E’en in our ashes live their wonted fires.

Sometimes I would offer a little more to gain some coveted treasure already bid off. How a city friend enjoyed the confidences of a man who had agreed to sell for a profit! How he chuckled as he told of “one of them women who he guessed was a leetle crazy.” “Why, jest think on’t! I only paid ten cents for that hull lot on the table yonder, and she” (pointing to me) “she gin me a quarter for that old pair o’ tongs!”

One day I heard some comments on myself after I had bid on a rag carpet and offered more than the other women knew it was worth.

“She’s got a million, I hear.”

“Wanter know—merried?”

“No; just an old maid.”

“Judas Priest!
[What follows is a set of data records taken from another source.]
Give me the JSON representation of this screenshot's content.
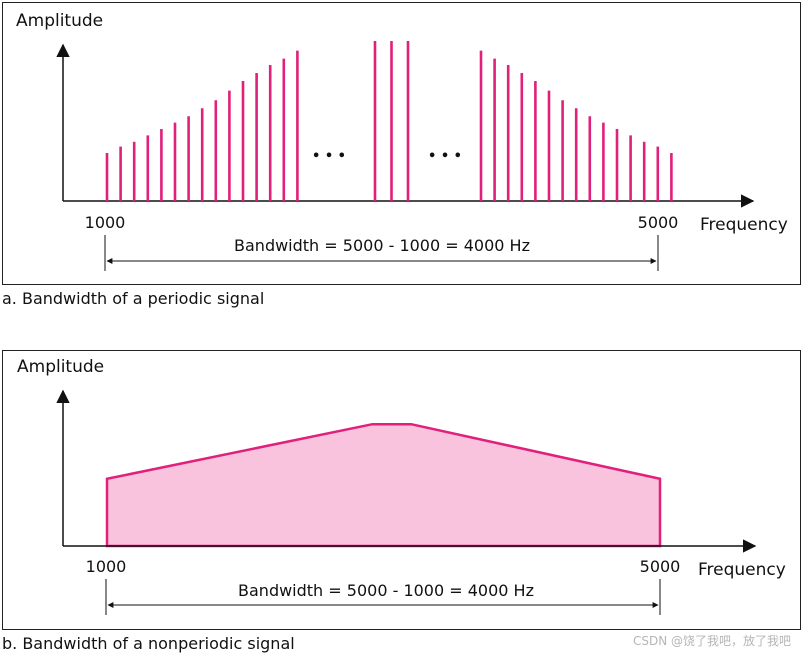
{
  "panel_a": {
    "amplitude_label": "Amplitude",
    "frequency_label": "Frequency",
    "low_label": "1000",
    "high_label": "5000",
    "bandwidth_text": "Bandwidth = 5000 - 1000 = 4000 Hz",
    "ellipsis_left": "• • •",
    "ellipsis_right": "• • •",
    "caption": "a. Bandwidth of a periodic signal"
  },
  "panel_b": {
    "amplitude_label": "Amplitude",
    "frequency_label": "Frequency",
    "low_label": "1000",
    "high_label": "5000",
    "bandwidth_text": "Bandwidth = 5000 - 1000 = 4000 Hz",
    "caption": "b. Bandwidth of a nonperiodic signal"
  },
  "watermark": "CSDN @饶了我吧，放了我吧",
  "colors": {
    "signal": "#e0207a",
    "fill": "#f9c3dd",
    "axis": "#111111"
  },
  "chart_data": [
    {
      "type": "bar",
      "groups": [
        {
          "heights": [
            0.3,
            0.34,
            0.37,
            0.41,
            0.45,
            0.49,
            0.53,
            0.58,
            0.63,
            0.69,
            0.75,
            0.8,
            0.85,
            0.89,
            0.94
          ]
        },
        {
          "heights": [
            1.0,
            1.0,
            1.0
          ]
        },
        {
          "heights": [
            0.94,
            0.89,
            0.85,
            0.8,
            0.75,
            0.69,
            0.63,
            0.58,
            0.53,
            0.49,
            0.45,
            0.41,
            0.37,
            0.34,
            0.3
          ]
        }
      ]
    },
    {
      "type": "area",
      "points": [
        [
          0,
          0
        ],
        [
          0,
          0.48
        ],
        [
          0.48,
          0.87
        ],
        [
          0.55,
          0.87
        ],
        [
          1,
          0.48
        ],
        [
          1,
          0
        ]
      ]
    }
  ]
}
Howd she git it?”

“Writin’, I ’spoze. She writes love stories and sich for city papers. Some on ’em makes a lot.”

It is not always cheering to overhear too much. When some of my friends, whom I had taken to a favorite junk shop, felt after two hours of purchase and exploration that they must not keep me waiting any longer, the man, in his eagerness to make a few more sales, exclaimed: “Let her wait; her time ain’t wuth nothin’!”

At an auction last summer, one man told me of a very venerable lantern, an heirloom in his first wife’s family, so long, measuring nearly a yard with his hands. I said I should like to go with him to see it, as I was making a collection of lanterns. He looked rather dazed, and as I turned away he inquired of my friend “if I wusn’t rather—” She never allowed him to finish, and his lantern is now mine.